Non-spherical minimizers in the generalized liquid drop model for Yukawa and truncated Coulomb potentials
Lia Bronsard, Benoît Merlet, Marc Pegon
TL;DR
This work shows that screening in three-dimensional generalized liquid drop models can destroy the Gamow conjecture, producing non-spherical minimizers for both truncated Coulomb and Yukawa potentials. A key technical contribution is a slicing formula that reduces nonlocal interactions to 1D slice energies, enabling precise comparisons of energy per mass between balls and infinite cylinders. The authors prove non-sphericity by establishing regimes where the cylinder’s energy per mass is strictly smaller than that of a ball, with explicit parameter ranges (e.g., κ≈1.1 for truncated Coulomb and κ≈0.56 for Yukawa).
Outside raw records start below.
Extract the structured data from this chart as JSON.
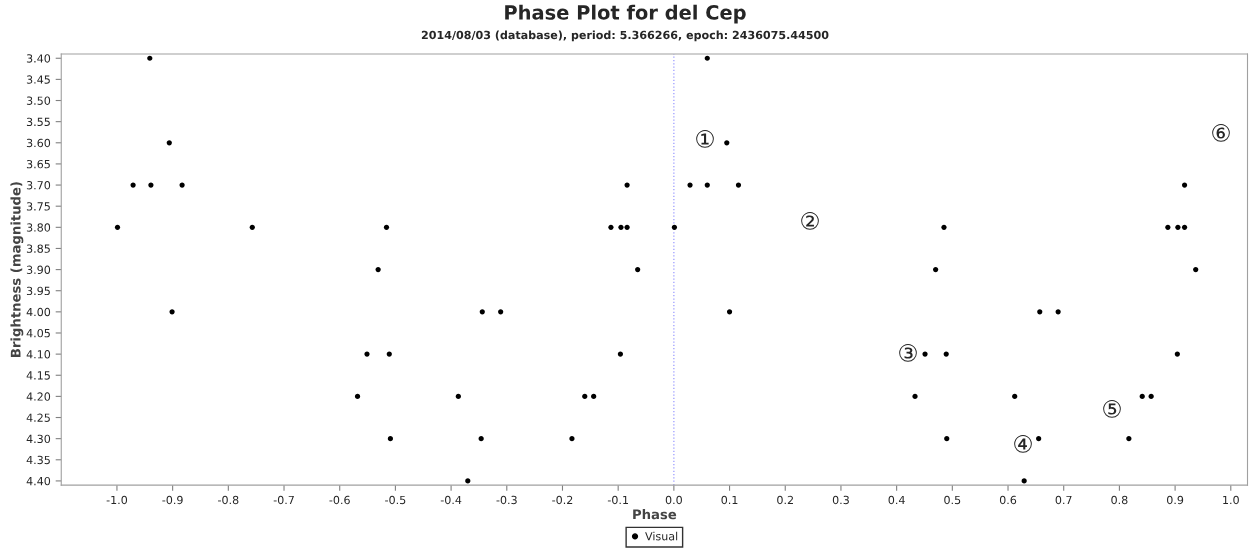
{
  "chart_data": {
    "type": "scatter",
    "title": "Phase Plot for del Cep",
    "subtitle": "2014/08/03 (database), period: 5.366266, epoch: 2436075.44500",
    "xlabel": "Phase",
    "ylabel": "Brightness (magnitude)",
    "series": [
      {
        "name": "Visual",
        "color": "#000000",
        "x": [
          -0.941,
          -0.906,
          -0.971,
          -0.939,
          -0.883,
          -0.999,
          -0.757,
          -0.531,
          -0.901,
          -0.551,
          -0.568,
          -0.516,
          -0.344,
          -0.311,
          -0.511,
          -0.387,
          -0.509,
          -0.346,
          -0.37,
          -0.084,
          -0.113,
          -0.095,
          -0.084,
          -0.065,
          -0.096,
          -0.16,
          -0.144,
          -0.183,
          0.001,
          0.06,
          0.095,
          0.029,
          0.06,
          0.116,
          0.485,
          0.47,
          0.1,
          0.451,
          0.489,
          0.433,
          0.49,
          0.917,
          0.887,
          0.905,
          0.917,
          0.937,
          0.657,
          0.69,
          0.904,
          0.612,
          0.841,
          0.857,
          0.655,
          0.817,
          0.629
        ],
        "values": [
          3.4,
          3.6,
          3.7,
          3.7,
          3.7,
          3.8,
          3.8,
          3.9,
          4.0,
          4.1,
          4.2,
          3.8,
          4.0,
          4.0,
          4.1,
          4.2,
          4.3,
          4.3,
          4.4,
          3.7,
          3.8,
          3.8,
          3.8,
          3.9,
          4.1,
          4.2,
          4.2,
          4.3,
          3.8,
          3.4,
          3.6,
          3.7,
          3.7,
          3.7,
          3.8,
          3.9,
          4.0,
          4.1,
          4.1,
          4.2,
          4.3,
          3.7,
          3.8,
          3.8,
          3.8,
          3.9,
          4.0,
          4.0,
          4.1,
          4.2,
          4.2,
          4.2,
          4.3,
          4.3,
          4.4
        ]
      }
    ],
    "marker": "circle",
    "legend": "bottom",
    "grid": false,
    "xlim": [
      -1.1,
      1.03
    ],
    "ylim": [
      4.41,
      3.39
    ],
    "xticks": [
      {
        "value": -1.0,
        "label": "-1.0"
      },
      {
        "value": -0.9,
        "label": "-0.9"
      },
      {
        "value": -0.8,
        "label": "-0.8"
      },
      {
        "value": -0.7,
        "label": "-0.7"
      },
      {
        "value": -0.6,
        "label": "-0.6"
      },
      {
        "value": -0.5,
        "label": "-0.5"
      },
      {
        "value": -0.4,
        "label": "-0.4"
      },
      {
        "value": -0.3,
        "label": "-0.3"
      },
      {
        "value": -0.2,
        "label": "-0.2"
      },
      {
        "value": -0.1,
        "label": "-0.1"
      },
      {
        "value": 0.0,
        "label": "0.0"
      },
      {
        "value": 0.1,
        "label": "0.1"
      },
      {
        "value": 0.2,
        "label": "0.2"
      },
      {
        "value": 0.3,
        "label": "0.3"
      },
      {
        "value": 0.4,
        "label": "0.4"
      },
      {
        "value": 0.5,
        "label": "0.5"
      },
      {
        "value": 0.6,
        "label": "0.6"
      },
      {
        "value": 0.7,
        "label": "0.7"
      },
      {
        "value": 0.8,
        "label": "0.8"
      },
      {
        "value": 0.9,
        "label": "0.9"
      },
      {
        "value": 1.0,
        "label": "1.0"
      }
    ],
    "yticks": [
      {
        "value": 3.4,
        "label": "3.40"
      },
      {
        "value": 3.45,
        "label": "3.45"
      },
      {
        "value": 3.5,
        "label": "3.50"
      },
      {
        "value": 3.55,
        "label": "3.55"
      },
      {
        "value": 3.6,
        "label": "3.60"
      },
      {
        "value": 3.65,
        "label": "3.65"
      },
      {
        "value": 3.7,
        "label": "3.70"
      },
      {
        "value": 3.75,
        "label": "3.75"
      },
      {
        "value": 3.8,
        "label": "3.80"
      },
      {
        "value": 3.85,
        "label": "3.85"
      },
      {
        "value": 3.9,
        "label": "3.90"
      },
      {
        "value": 3.95,
        "label": "3.95"
      },
      {
        "value": 4.0,
        "label": "4.00"
      },
      {
        "value": 4.05,
        "label": "4.05"
      },
      {
        "value": 4.1,
        "label": "4.10"
      },
      {
        "value": 4.15,
        "label": "4.15"
      },
      {
        "value": 4.2,
        "label": "4.20"
      },
      {
        "value": 4.25,
        "label": "4.25"
      },
      {
        "value": 4.3,
        "label": "4.30"
      },
      {
        "value": 4.35,
        "label": "4.35"
      },
      {
        "value": 4.4,
        "label": "4.40"
      }
    ],
    "ref_lines": [
      {
        "axis": "x",
        "value": 0.0,
        "color": "#9999ff",
        "line_style": "dotted"
      }
    ],
    "annotations": [
      "①",
      "②",
      "③",
      "④",
      "⑤",
      "⑥"
    ]
  }
}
In contrast, the unscreened Riesz case remains consistent with the conjecture, though the energy per mass of balls and cylinders is strikingly close, highlighting the delicate balance between geometry and long-range interactions in these models.
Abstract
We investigate generalized liquid drop models with screened Riesz-type interactions, focusing in particular on truncated Coulomb and Yukawa potentials in three dimensions. While the classical Gamow model with Coulomb interaction is conjectured to admit only spherical minimizers below a critical mass and no minimizer above, we show that this conjecture fails if the interaction is screened. In the case of truncated Coulomb and Yukawa potentials, we establish the existence of non-spherical minimizers for some values of the screening parameter. This gives the first evidence of such minimizers in the class of repulsive, radial, and radially nonincreasing kernels in three dimensions. Our approach relies on a comparison of the energy-per-mass ratios of balls and cylinders, in contrast with recent two-dimensional results obtained via $Γ$-convergence. We further show that in the unscreened Riesz case, the conjecture remains consistent, though delicate. Indeed we observe that the energy-per-mass ratios of balls and of cylinders are surprisingly close.